Quantum Ansatz Design
Process of strategically designing the initial structure of a quantum circuit that determines the accessible state space for variational optimization. The choice of ansatz directly influences learning efficiency and the approximation capability of the quantum model.
Quantum Barren Plateau Mitigation
Set of architectural techniques aimed at avoiding barren plateaus where quantum circuit gradients become exponentially small with circuit depth. These strategies include controlling expressibility and using local or structured architectures.
Quantum Expressibility Analysis
Evaluation metric of a quantum circuit's ability to generate a uniform state distribution in the accessible Hilbert space. Expressibility analysis guides the design of quantum architectures balanced between power and trainability.
Quantum Entangling Capability
Quantitative measure of a quantum architecture's ability to create and maintain non-local quantum correlations between qubits. This metric is crucial for evaluating the computational potential of quantum neural networks.
Hardware-Aware Quantum Architecture
Design approach that integrates specific constraints of target quantum hardware such as qubit topology, coherence times, and native gates.
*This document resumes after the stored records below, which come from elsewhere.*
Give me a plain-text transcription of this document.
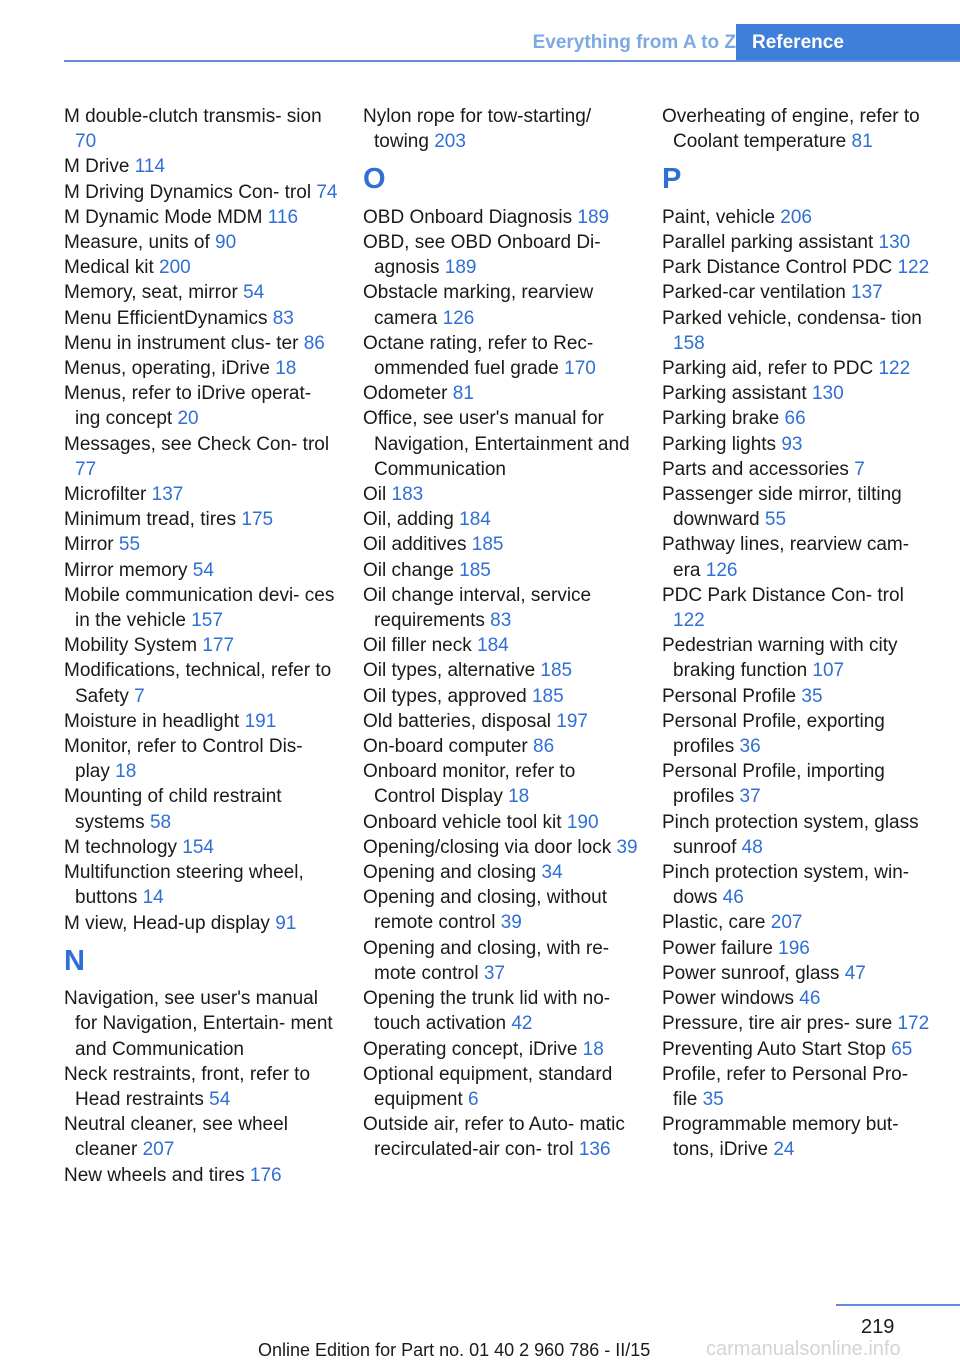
Everything from A to Z Reference

M double-clutch transmis‐ sion 70

M Drive 114

M Driving Dynamics Con‐ trol 74

M Dynamic Mode MDM 116

Measure, units of 90

Medical kit 200

Memory, seat, mirror 54

Menu EfficientDynamics 83

Menu in instrument clus‐ ter 86

Menus, operating, iDrive 18

Menus, refer to iDrive operat‐ ing concept 20

Messages, see Check Con‐ trol 77

Microfilter 137

Minimum tread, tires 175

Mirror 55

Mirror memory 54

Mobile communication devi‐ ces in the vehicle 157

Mobility System 177

Modifications, technical, refer to Safety 7

Moisture in headlight 191

Monitor, refer to Control Dis‐ play 18

Mounting of child restraint systems 58

M technology 154

Multifunction steering wheel, buttons 14

M view, Head-up display 91

N

Navigation, see user's manual for Navigation, Entertain‐ ment and Communication

Neck restraints, front, refer to Head restraints 54

Neutral cleaner, see wheel cleaner 207

New wheels and tires 176

Nylon rope for tow-starting/ towing 203

O

OBD Onboard Diagnosis 189

OBD, see OBD Onboard Di‐ agnosis 189

Obstacle marking, rearview camera 126

Octane rating, refer to Rec‐ ommended fuel grade 170

Odometer 81

Office, see user's manual for Navigation, Entertainment and Communication

Oil 183

Oil, adding 184

Oil additives 185

Oil change 185

Oil change interval, service requirements 83

Oil filler neck 184

Oil types, alternative 185

Oil types, approved 185

Old batteries, disposal 197

On-board computer 86

Onboard monitor, refer to Control Display 18

Onboard vehicle tool kit 190

Opening/closing via door lock 39

Opening and closing 34

Opening and closing, without remote control 39

Opening and closing, with re‐ mote control 37

Opening the trunk lid with no- touch activation 42

Operating concept, iDrive 18

Optional equipment, standard equipment 6

Outside air, refer to Auto‐ matic recirculated-air con‐ trol 136

Overheating of engine, refer to Coolant temperature 81

P

Paint, vehicle 206

Parallel parking assistant 130

Park Distance Control PDC 122

Parked-car ventilation 137

Parked vehicle, condensa‐ tion 158

Parking aid, refer to PDC 122

Parking assistant 130

Parking brake 66

Parking lights 93

Parts and accessories 7

Passenger side mirror, tilting downward 55

Pathway lines, rearview cam‐ era 126

PDC Park Distance Con‐ trol 122

Pedestrian warning with city braking function 107

Personal Profile 35

Personal Profile, exporting profiles 36

Personal Profile, importing profiles 37

Pinch protection system, glass sunroof 48

Pinch protection system, win‐ dows 46

Plastic, care 207

Power failure 196

Power sunroof, glass 47

Power windows 46

Pressure, tire air pres‐ sure 172

Preventing Auto Start Stop 65

Profile, refer to Personal Pro‐ file 35

Programmable memory but‐ tons, iDrive 24

219
carmanualsonline.info
Online Edition for Part no. 01 40 2 960 786 - II/15
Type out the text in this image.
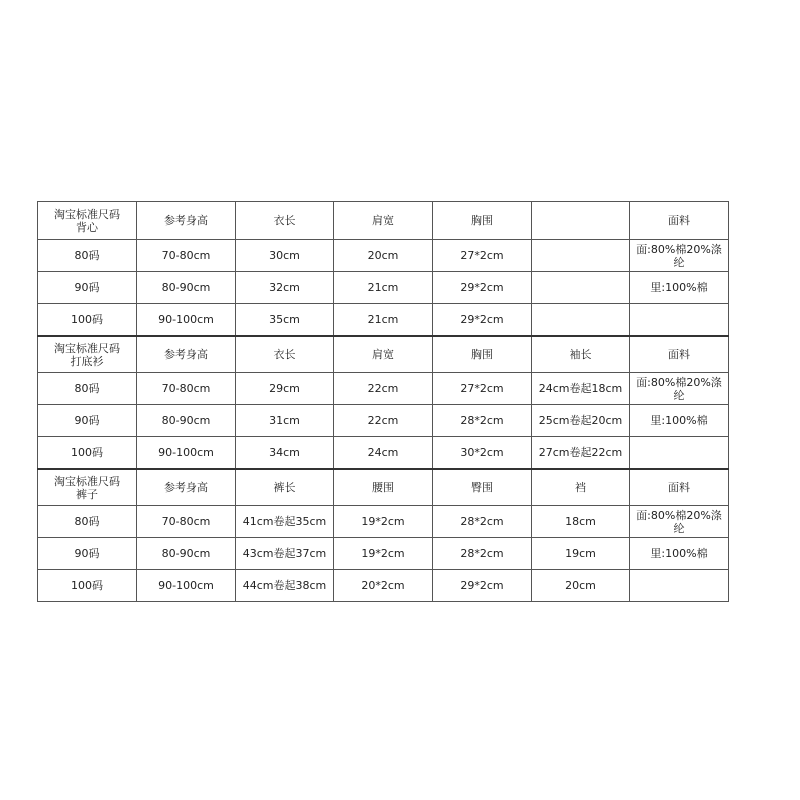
淘宝标准尺码
背心	参考身高	衣长	肩宽	胸围		面料
80码	70-80cm	30cm	20cm	27*2cm		面:80%棉20%涤纶
90码	80-90cm	32cm	21cm	29*2cm		里:100%棉
100码	90-100cm	35cm	21cm	29*2cm		
淘宝标准尺码
打底衫	参考身高	衣长	肩宽	胸围	袖长	面料
80码	70-80cm	29cm	22cm	27*2cm	24cm卷起18cm	面:80%棉20%涤纶
90码	80-90cm	31cm	22cm	28*2cm	25cm卷起20cm	里:100%棉
100码	90-100cm	34cm	24cm	30*2cm	27cm卷起22cm	
淘宝标准尺码
裤子	参考身高	裤长	腰围	臀围	裆	面料
80码	70-80cm	41cm卷起35cm	19*2cm	28*2cm	18cm	面:80%棉20%涤纶
90码	80-90cm	43cm卷起37cm	19*2cm	28*2cm	19cm	里:100%棉
100码	90-100cm	44cm卷起38cm	20*2cm	29*2cm	20cm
This optimization ensures the feasibility and efficiency of the architecture on real devices.
Quantum Circuit Depth Optimization
Process of finding the optimal trade-off between quantum circuit depth and its performance while minimizing degradation due to noise. Depth optimization is essential to maintain quantum coherence during computations.
Quantum Gate Selection
Architecture search mechanism that identifies the optimal set of universal quantum gates to use in a given layer of the quantum neural network. The selection directly influences computational efficiency and approximation capability.
Quantum Qubit Allocation
Optimization strategy that determines the allocation and routing of physical qubits to logical qubits of the quantum neural network. This allocation must take into account connectivity constraints and hardware-specific error rates.
Quantum Noise Resilience Architecture
Design of quantum circuits specifically structured to minimize the impact of decoherence and measurement errors on model performance. These architectures incorporate adaptive mitigation strategies based on noise characterization.
Quantum Measurement Optimization
Process of determining optimal measurement schemes to efficiently extract relevant information from the quantum states of the neural network. The optimization aims to minimize the number of measurements while maximizing the quality of estimated gradients.
Hybrid Classical-Quantum Architecture
Computational structure that combines classical and quantum processing layers to leverage the respective strengths of both paradigms. The architecture search determines optimal interface points between classical and quantum components.
Quantum Architecture Transfer Learning
Methodology for transferring architectural knowledge between different quantum tasks or quantum hardware to accelerate the search process. This approach exploits structural similarities to efficiently initialize new architectures.
Quantum Gradient Circuit Design
Specialized design of quantum circuits that optimize gradient computation for variational training by minimizing measurement complexity. These architectures use techniques like the parameter-shift rule optimally.